そうか、僕もっと素直に嫌なことは嫌って言えばよかったんだ。
もっと甘えてよかったんだ。
「蒼さん、僕蒼さんが思うより、蒼さんしか見えてないよ。でもそれって蒼さんにとって“重い”んじゃないかな?」
嫌われたくないんだ。
「直人、」
「だから、甘え過ぎないほうがいいかと思って‥」
そう言うと蒼さんはなぜかフッと笑った。
「お前、俺のことなめすぎ」
「え?」
「俺はお前のことそんな軽く思ってないから」
やばい、今わかりやすく僕は、蒼さんの沼に堕ちている。
「直人こそ俺の気持ち甘くみんなよ」
なんか完全にキャラ変わってるし。
「あぁもう遠慮しないから」
「え?」
整えられた髪をガシガシとかき乱して、礼儀正しい好青年は、僕の前からいなくなった。
「直人、ごめん、許してなんて言わないけど」
細められた目に見つめられて文字通り動けなくなる。
「俺のこと捨てないで」
多分蒼さん史上最も情けないセリフだろう。
なのにこんなにかっこよく見えてしまう。
「蒼さんから離れるなんて、できない」
僕はたまらず、蒼さんの唇を奪った。
ビクッとして、紅くなる、蒼さん。
可愛いなぁ。
「はぁ、よかったぁ」
僕は、思わず笑ってしまう。
「何が?」
「蒼さんに嫌われてなくて、もうあんな思いしたくない」
ぎゅと蒼さんに抱きつく。
「ほんとにごめん」
蒼さんも抱きしめ返してくれる。
「でも、嬉しい」
「何がですか?」
「直人が俺のためにあんな必死になってくれて」
「え?いつだって僕だけヒヤヒヤしてるし必死ですよ。

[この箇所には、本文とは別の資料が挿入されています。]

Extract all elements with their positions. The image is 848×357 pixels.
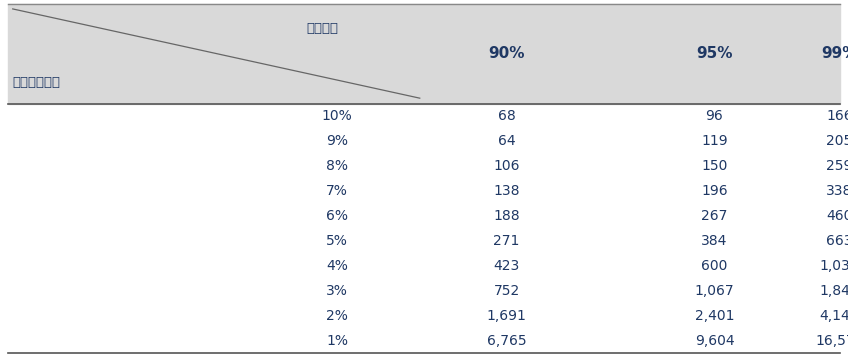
Text: 138: 138: [494, 184, 520, 198]
Text: 7%: 7%: [326, 184, 348, 198]
Text: 9%: 9%: [326, 134, 348, 148]
Text: 384: 384: [701, 234, 728, 248]
Text: 6%: 6%: [326, 209, 348, 223]
Text: 16,577: 16,577: [815, 334, 848, 348]
Text: 196: 196: [701, 184, 728, 198]
Text: 460: 460: [826, 209, 848, 223]
Text: 1,067: 1,067: [695, 284, 734, 298]
Text: 신뢰수준: 신뢰수준: [306, 22, 338, 35]
Text: 90%: 90%: [488, 46, 525, 61]
Text: 1,842: 1,842: [820, 284, 848, 298]
Text: 166: 166: [826, 109, 848, 123]
Text: 119: 119: [701, 134, 728, 148]
Text: 8%: 8%: [326, 159, 348, 173]
Text: 600: 600: [701, 259, 728, 273]
Text: 1,691: 1,691: [487, 309, 527, 323]
Text: 99%: 99%: [821, 46, 848, 61]
Text: 338: 338: [826, 184, 848, 198]
Text: 752: 752: [494, 284, 520, 298]
Text: 423: 423: [494, 259, 520, 273]
Text: 95%: 95%: [696, 46, 733, 61]
Text: 267: 267: [701, 209, 728, 223]
Text: 4,144: 4,144: [820, 309, 848, 323]
Text: 2%: 2%: [326, 309, 348, 323]
Text: 6,765: 6,765: [487, 334, 527, 348]
Text: 188: 188: [494, 209, 520, 223]
Text: 1,036: 1,036: [820, 259, 848, 273]
Text: 9,604: 9,604: [695, 334, 734, 348]
Text: 271: 271: [494, 234, 520, 248]
Text: 106: 106: [494, 159, 520, 173]
Text: 1%: 1%: [326, 334, 348, 348]
Text: 68: 68: [498, 109, 516, 123]
Text: 96: 96: [706, 109, 723, 123]
Text: 최대허용오차: 최대허용오차: [13, 76, 61, 89]
Text: 4%: 4%: [326, 259, 348, 273]
Text: 205: 205: [827, 134, 848, 148]
Text: 64: 64: [498, 134, 516, 148]
Text: 259: 259: [826, 159, 848, 173]
Text: 5%: 5%: [326, 234, 348, 248]
Text: 3%: 3%: [326, 284, 348, 298]
Text: 663: 663: [826, 234, 848, 248]
Text: 10%: 10%: [321, 109, 353, 123]
Text: 150: 150: [701, 159, 728, 173]
Text: 2,401: 2,401: [695, 309, 734, 323]
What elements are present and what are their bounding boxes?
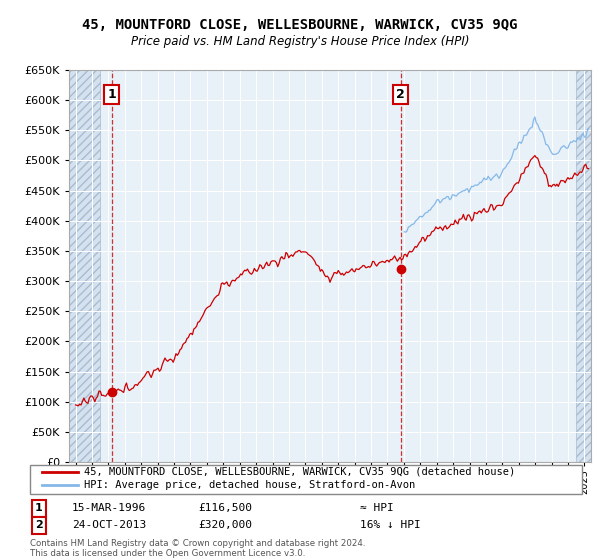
Text: 1: 1 bbox=[35, 503, 43, 514]
Bar bbox=[69, 70, 100, 462]
Text: ≈ HPI: ≈ HPI bbox=[360, 503, 394, 514]
Text: Contains HM Land Registry data © Crown copyright and database right 2024.
This d: Contains HM Land Registry data © Crown c… bbox=[30, 539, 365, 558]
Text: 2: 2 bbox=[35, 520, 43, 530]
Text: 1: 1 bbox=[107, 87, 116, 101]
Text: Price paid vs. HM Land Registry's House Price Index (HPI): Price paid vs. HM Land Registry's House … bbox=[131, 35, 469, 48]
Text: HPI: Average price, detached house, Stratford-on-Avon: HPI: Average price, detached house, Stra… bbox=[84, 480, 415, 490]
Text: 15-MAR-1996: 15-MAR-1996 bbox=[72, 503, 146, 514]
Text: 2: 2 bbox=[397, 87, 405, 101]
Text: 45, MOUNTFORD CLOSE, WELLESBOURNE, WARWICK, CV35 9QG (detached house): 45, MOUNTFORD CLOSE, WELLESBOURNE, WARWI… bbox=[84, 466, 515, 477]
Text: 24-OCT-2013: 24-OCT-2013 bbox=[72, 520, 146, 530]
Text: 16% ↓ HPI: 16% ↓ HPI bbox=[360, 520, 421, 530]
Text: 45, MOUNTFORD CLOSE, WELLESBOURNE, WARWICK, CV35 9QG: 45, MOUNTFORD CLOSE, WELLESBOURNE, WARWI… bbox=[82, 18, 518, 32]
Bar bbox=[576, 70, 591, 462]
Text: £320,000: £320,000 bbox=[198, 520, 252, 530]
Text: £116,500: £116,500 bbox=[198, 503, 252, 514]
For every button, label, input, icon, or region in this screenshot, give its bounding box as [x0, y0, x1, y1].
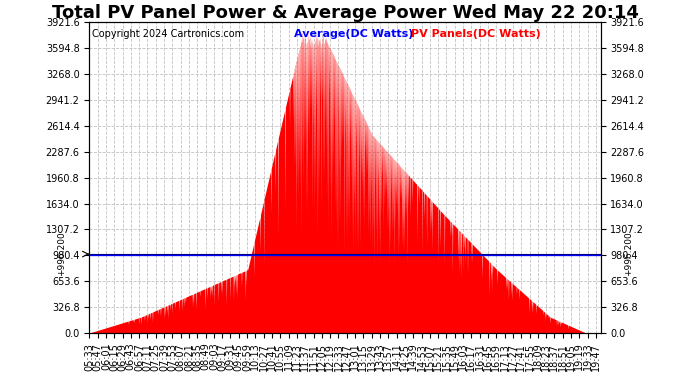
Text: Copyright 2024 Cartronics.com: Copyright 2024 Cartronics.com: [92, 28, 244, 39]
Text: Average(DC Watts): Average(DC Watts): [294, 28, 413, 39]
Text: +996.200: +996.200: [624, 232, 633, 276]
Text: PV Panels(DC Watts): PV Panels(DC Watts): [411, 28, 541, 39]
Text: +996.200: +996.200: [57, 232, 66, 276]
Title: Total PV Panel Power & Average Power Wed May 22 20:14: Total PV Panel Power & Average Power Wed…: [52, 4, 638, 22]
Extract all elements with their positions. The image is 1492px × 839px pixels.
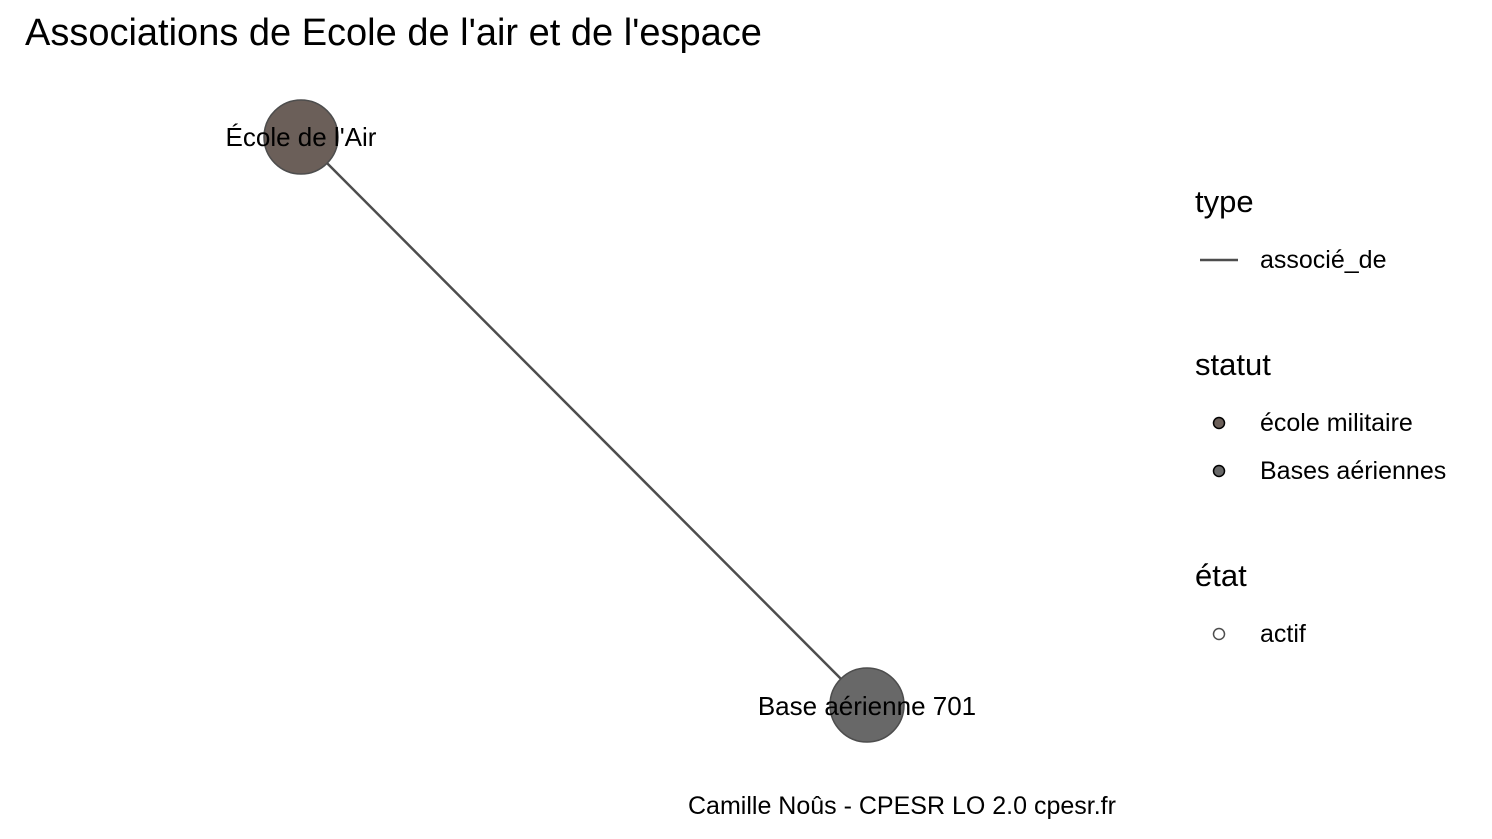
legend-key-point-ecole-militaire: [1212, 416, 1226, 430]
node-circle-ecole-de-l-air: [263, 99, 339, 175]
legend-title-type: type: [1195, 184, 1254, 219]
node-label-ecole-de-l-air: École de l'Air: [226, 122, 377, 152]
edge-associe-de: [300, 136, 868, 706]
node-ecole-de-l-air[interactable]: École de l'Air: [226, 99, 377, 175]
legend-title-etat: état: [1195, 558, 1247, 593]
chart-title: Associations de Ecole de l'air et de l'e…: [25, 12, 762, 54]
legend-label-bases-aeriennes: Bases aériennes: [1260, 457, 1447, 485]
legend-label-associe-de: associé_de: [1260, 246, 1387, 274]
node-circle-base-aerienne-701: [829, 667, 905, 743]
legend-point-swatch: [1212, 464, 1226, 478]
legend-key-line-associe-de: [1200, 258, 1238, 262]
legend-key-point-actif: [1212, 627, 1226, 641]
legend-key-point-bases-aeriennes: [1212, 464, 1226, 478]
legend-point-swatch: [1212, 627, 1226, 641]
legend-point-swatch: [1212, 416, 1226, 430]
network-graph: École de l'Air Base aérienne 701: [226, 99, 976, 743]
caption: Camille Noûs - CPESR LO 2.0 cpesr.fr: [688, 792, 1116, 820]
legend-title-statut: statut: [1195, 347, 1271, 382]
node-label-base-aerienne-701: Base aérienne 701: [758, 691, 976, 721]
node-base-aerienne-701[interactable]: Base aérienne 701: [758, 667, 976, 743]
legend-label-ecole-militaire: école militaire: [1260, 409, 1413, 437]
legend-label-actif: actif: [1260, 620, 1306, 648]
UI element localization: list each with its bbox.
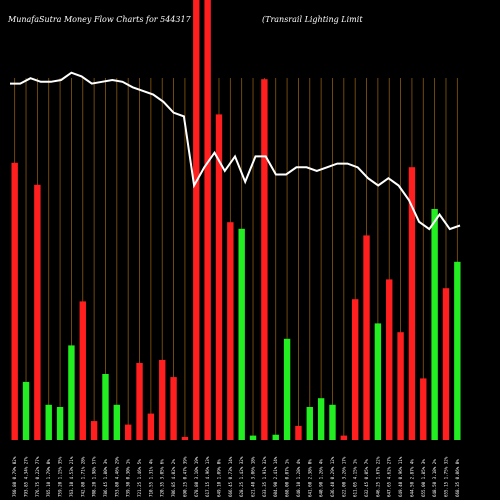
x-tick-label: 655.00 1.85% 3% — [421, 459, 426, 497]
x-tick-label: 655.15 1.75% 32% — [443, 456, 448, 497]
x-tick-label: 776.75 0.22% 77% — [35, 456, 40, 497]
x-tick-label: 763.10 4.53% 21% — [69, 456, 74, 497]
x-tick-label: 622.00 3.26% 17% — [341, 456, 346, 497]
x-tick-label: 786.45 1.80% 3% — [103, 459, 108, 497]
x-tick-label: 793.85 4.34% 27% — [24, 456, 29, 497]
x-tick-label: 649.10 1.09% 0% — [216, 459, 221, 497]
bar — [102, 374, 109, 440]
x-tick-label: 742.80 1.71% 28% — [80, 456, 85, 497]
bar — [124, 424, 132, 440]
bar — [374, 323, 382, 440]
x-tick-label: 604.90 2.41% 14% — [273, 456, 278, 497]
bar — [397, 332, 404, 440]
bar — [34, 184, 41, 440]
x-tick-label: 720.35 3.05% 6% — [160, 459, 165, 497]
bar — [79, 301, 86, 440]
x-tick-label: 678.80 3.10% 19% — [194, 456, 199, 497]
x-tick-label: 760.80 0.79% 02% — [12, 456, 17, 497]
bar — [181, 436, 189, 440]
x-tick-label: 641.60 2.38% 0% — [307, 459, 312, 497]
x-tick-label: 721.25 1.46% 5% — [137, 459, 142, 497]
x-tick-label: 644.50 2.87% 4% — [409, 459, 414, 497]
bar — [431, 209, 438, 440]
x-tick-label: 759.20 1.15% 35% — [58, 456, 63, 497]
x-tick-label: 649.40 0.96% 11% — [398, 456, 403, 497]
x-tick-label: 621.40 3.06% 18% — [251, 456, 256, 497]
bar — [340, 435, 348, 440]
x-tick-label: 640.90 1.26% 4% — [319, 459, 324, 497]
bar — [351, 299, 359, 440]
bar — [90, 421, 98, 440]
bar — [261, 79, 268, 440]
x-tick-label: 648.50 3.18% 2% — [432, 459, 437, 497]
bar — [283, 338, 291, 440]
bar — [317, 398, 325, 440]
bar — [204, 0, 211, 440]
x-tick-label: 646.25 1.67% 22% — [375, 456, 380, 497]
x-tick-label: 640.10 1.28% 4% — [296, 459, 301, 497]
x-tick-label: 611.05 4.15% 1% — [353, 459, 358, 497]
bar — [227, 222, 234, 440]
x-tick-label: 633.35 1.91% 32% — [262, 456, 267, 497]
bar — [45, 404, 52, 440]
x-tick-label: 628.25 1.42% 32% — [239, 456, 244, 497]
bar — [22, 381, 30, 440]
x-tick-label: 666.45 0.73% 14% — [228, 456, 233, 497]
bar — [272, 434, 279, 440]
bar — [454, 261, 461, 440]
x-tick-label: 668.35 0.06% 0% — [455, 459, 460, 497]
x-tick-label: 617.15 4.96% 13% — [205, 456, 210, 497]
bar — [295, 425, 302, 440]
bar — [68, 345, 75, 440]
bar — [329, 404, 336, 440]
x-tick-label: 690.25 0.47% 39% — [182, 456, 187, 497]
bar — [136, 363, 143, 440]
x-tick-label: 668.00 0.07% 1% — [285, 459, 290, 497]
bar — [170, 377, 177, 440]
bar — [193, 0, 200, 440]
bar — [363, 235, 370, 440]
x-tick-label: 706.85 4.02% 2% — [171, 459, 176, 497]
chart-title: MunafaSutra Money Flow Charts for 544317 — [8, 15, 191, 24]
bar — [11, 162, 18, 441]
price-line — [10, 71, 461, 231]
bar — [56, 407, 64, 440]
bar — [249, 435, 257, 440]
bar — [147, 413, 155, 440]
bar — [113, 404, 121, 440]
x-tick-label: 647.65 4.62% 27% — [387, 456, 392, 497]
bar — [159, 359, 166, 440]
bar — [386, 279, 393, 440]
x-tick-label: 710.55 1.31% 4% — [148, 459, 153, 497]
bar — [306, 407, 313, 440]
bar — [420, 378, 427, 440]
chart-subtitle: (Transrail Lighting Limit — [262, 15, 363, 24]
x-tick-label: 708.20 1.98% 57% — [92, 456, 97, 497]
bar — [408, 167, 416, 440]
x-tick-label: 632.45 0.05% 7% — [364, 459, 369, 497]
x-tick-label: 739.30 0.30% 1% — [126, 459, 131, 497]
bar — [238, 228, 245, 440]
bar — [215, 114, 223, 441]
bar — [442, 288, 450, 440]
x-tick-label: 636.40 0.29% 12% — [330, 456, 335, 497]
x-tick-label: 753.80 4.46% 29% — [114, 456, 119, 497]
x-tick-label: 765.10 1.79% 0% — [46, 459, 51, 497]
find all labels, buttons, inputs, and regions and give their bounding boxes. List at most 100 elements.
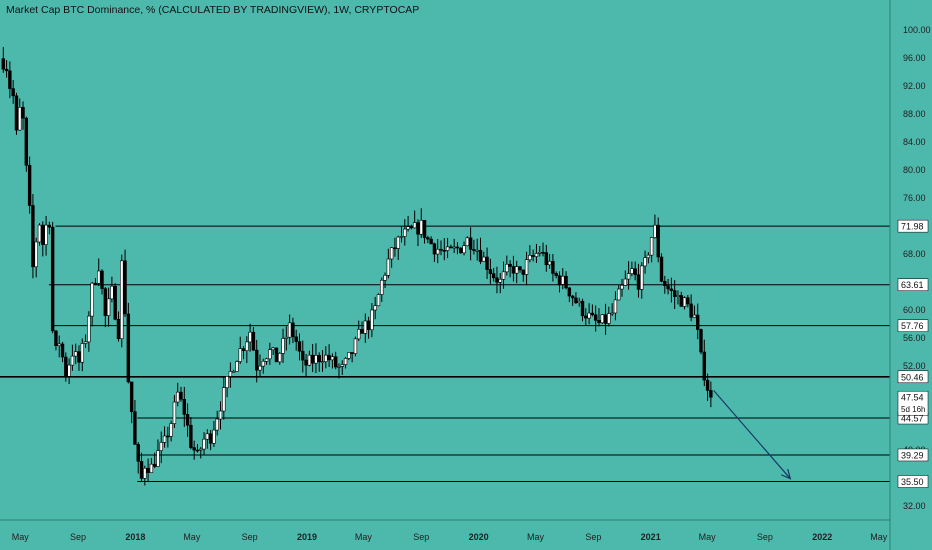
candle[interactable]: [393, 237, 397, 257]
candle[interactable]: [663, 275, 667, 294]
candle[interactable]: [310, 344, 315, 373]
candle[interactable]: [538, 245, 542, 257]
candle[interactable]: [103, 286, 108, 328]
candle[interactable]: [139, 452, 144, 482]
candle[interactable]: [577, 297, 581, 307]
candle[interactable]: [317, 352, 321, 372]
candle[interactable]: [159, 431, 163, 464]
candle[interactable]: [350, 352, 354, 363]
candle[interactable]: [689, 294, 693, 322]
candle[interactable]: [4, 60, 9, 78]
candle[interactable]: [208, 430, 213, 451]
projection-arrow[interactable]: [713, 390, 791, 480]
candle[interactable]: [491, 267, 496, 282]
candle[interactable]: [551, 254, 555, 282]
candle[interactable]: [607, 306, 611, 327]
candle[interactable]: [702, 339, 706, 387]
candle[interactable]: [24, 116, 29, 172]
candle[interactable]: [258, 354, 262, 377]
candle[interactable]: [80, 338, 84, 372]
candle[interactable]: [587, 303, 591, 325]
candle[interactable]: [692, 305, 697, 318]
candle[interactable]: [459, 247, 463, 254]
candle[interactable]: [73, 343, 78, 365]
candle[interactable]: [366, 316, 371, 339]
candle[interactable]: [248, 323, 252, 352]
candle[interactable]: [544, 244, 549, 272]
candle[interactable]: [54, 330, 58, 351]
candle[interactable]: [330, 353, 335, 369]
candle[interactable]: [600, 314, 604, 325]
candle[interactable]: [630, 261, 634, 277]
candle[interactable]: [696, 303, 700, 340]
candle[interactable]: [152, 452, 157, 469]
candle[interactable]: [218, 401, 223, 430]
candle[interactable]: [686, 294, 690, 308]
candle[interactable]: [202, 432, 206, 456]
candle[interactable]: [432, 242, 437, 262]
candle[interactable]: [449, 244, 453, 249]
candle[interactable]: [422, 219, 427, 244]
candle[interactable]: [320, 350, 325, 372]
candle[interactable]: [235, 360, 239, 372]
candle[interactable]: [123, 249, 127, 317]
candle[interactable]: [120, 254, 124, 348]
candle[interactable]: [27, 156, 32, 214]
candle[interactable]: [672, 280, 677, 309]
candle[interactable]: [590, 304, 595, 317]
candle[interactable]: [597, 308, 601, 327]
candle[interactable]: [228, 362, 233, 388]
candle[interactable]: [656, 217, 660, 263]
candle[interactable]: [439, 240, 443, 256]
candle[interactable]: [182, 386, 187, 427]
candle[interactable]: [475, 238, 479, 261]
candle[interactable]: [251, 326, 256, 351]
candle[interactable]: [50, 221, 55, 334]
candle[interactable]: [284, 326, 289, 351]
candle[interactable]: [156, 439, 160, 467]
candle[interactable]: [333, 351, 338, 370]
candle[interactable]: [149, 457, 154, 474]
candle[interactable]: [363, 313, 368, 343]
candle[interactable]: [274, 347, 279, 363]
candle[interactable]: [245, 336, 249, 364]
candle[interactable]: [307, 350, 312, 367]
candle[interactable]: [528, 245, 532, 263]
candle[interactable]: [31, 193, 35, 279]
candle[interactable]: [518, 266, 522, 273]
candle[interactable]: [340, 360, 344, 375]
candle[interactable]: [669, 277, 674, 303]
candle[interactable]: [18, 98, 22, 131]
candle[interactable]: [488, 258, 493, 284]
candle[interactable]: [327, 344, 331, 367]
candle[interactable]: [613, 291, 618, 321]
candle[interactable]: [264, 357, 269, 365]
candle[interactable]: [396, 235, 400, 261]
candle[interactable]: [541, 242, 545, 257]
candle[interactable]: [646, 252, 651, 264]
candle[interactable]: [547, 254, 552, 269]
candle[interactable]: [110, 276, 114, 303]
candle[interactable]: [67, 358, 71, 385]
candle[interactable]: [640, 262, 644, 299]
candle[interactable]: [501, 261, 506, 289]
candle[interactable]: [281, 328, 285, 363]
candle[interactable]: [116, 311, 121, 342]
candle[interactable]: [47, 221, 52, 235]
candle[interactable]: [287, 314, 292, 345]
candle[interactable]: [215, 410, 219, 436]
candle[interactable]: [383, 272, 387, 289]
candle[interactable]: [389, 247, 394, 268]
candle[interactable]: [97, 258, 101, 287]
candle[interactable]: [610, 303, 614, 316]
candle[interactable]: [442, 238, 446, 261]
candle[interactable]: [205, 429, 210, 449]
candle[interactable]: [87, 311, 91, 352]
candle[interactable]: [495, 266, 499, 294]
candle[interactable]: [508, 260, 512, 278]
candle[interactable]: [521, 269, 525, 282]
candle[interactable]: [301, 340, 305, 373]
candle[interactable]: [353, 336, 358, 357]
candle[interactable]: [554, 271, 558, 279]
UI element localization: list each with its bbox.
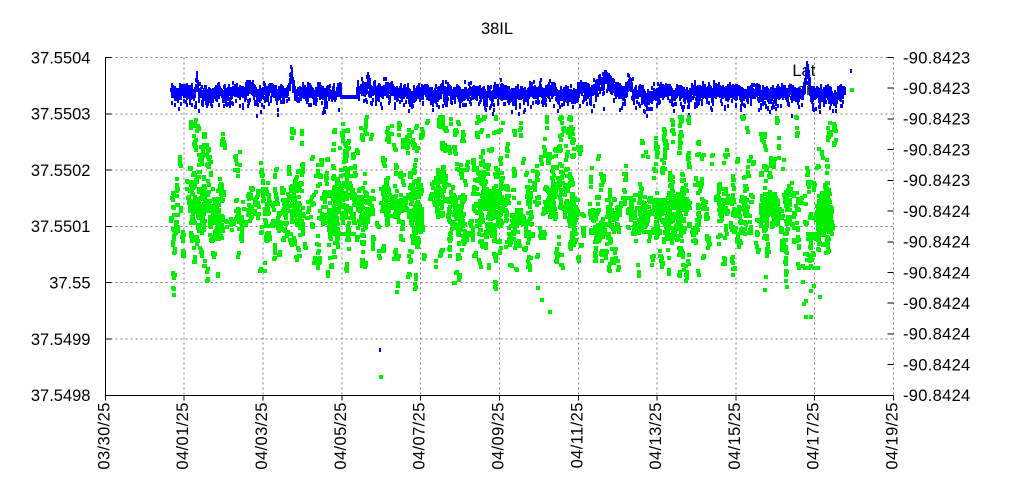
svg-text:04/05/25: 04/05/25	[332, 402, 350, 469]
svg-text:-90.8424: -90.8424	[903, 264, 971, 282]
svg-text:37.5504: 37.5504	[31, 49, 91, 67]
svg-text:04/09/25: 04/09/25	[490, 402, 508, 469]
svg-text:-90.8424: -90.8424	[903, 203, 971, 221]
svg-text:03/30/25: 03/30/25	[95, 402, 113, 469]
svg-text:-90.8424: -90.8424	[903, 234, 971, 252]
svg-text:04/03/25: 04/03/25	[253, 402, 271, 469]
svg-text:38IL: 38IL	[481, 20, 513, 38]
svg-text:-90.8423: -90.8423	[903, 172, 971, 190]
svg-text:-90.8424: -90.8424	[903, 387, 971, 405]
svg-text:04/07/25: 04/07/25	[411, 402, 429, 469]
svg-text:04/19/25: 04/19/25	[884, 402, 902, 469]
svg-text:-90.8424: -90.8424	[903, 295, 971, 313]
svg-text:04/01/25: 04/01/25	[174, 402, 192, 469]
svg-text:-90.8423: -90.8423	[903, 111, 971, 129]
svg-text:-90.8423: -90.8423	[903, 49, 971, 67]
svg-text:-90.8424: -90.8424	[903, 326, 971, 344]
svg-text:-90.8423: -90.8423	[903, 141, 971, 159]
svg-text:37.5503: 37.5503	[31, 106, 91, 124]
svg-text:37.5502: 37.5502	[31, 162, 91, 180]
svg-text:37.5499: 37.5499	[31, 331, 91, 349]
svg-text:Lat: Lat	[792, 62, 815, 80]
svg-text:37.5498: 37.5498	[31, 387, 91, 405]
svg-text:04/15/25: 04/15/25	[726, 402, 744, 469]
svg-text:37.55: 37.55	[49, 275, 90, 293]
svg-text:37.5501: 37.5501	[31, 218, 91, 236]
svg-text:04/13/25: 04/13/25	[647, 402, 665, 469]
svg-text:04/11/25: 04/11/25	[568, 402, 586, 468]
svg-text:04/17/25: 04/17/25	[805, 402, 823, 469]
svg-text:-90.8423: -90.8423	[903, 80, 971, 98]
svg-text:-90.8424: -90.8424	[903, 356, 971, 374]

蒼さん誰にも取られたくないのに、蒼さんむちゃくちゃモテるし、」
「いや、俺なんか薫にも嫉妬してるからね」
「僕だって田中さんに嫉妬してますよ」
プッ
二人して笑ってしまう。
「薫に怒られそうだから、内緒な?」
「はい。散々世話になってるのに(笑)」
田中さんはそんなことは、とっくに知ってるし、なんなら直人を使って蒼さんをおもちゃにしてるなんてことは、僕たちは知る由もないのでした。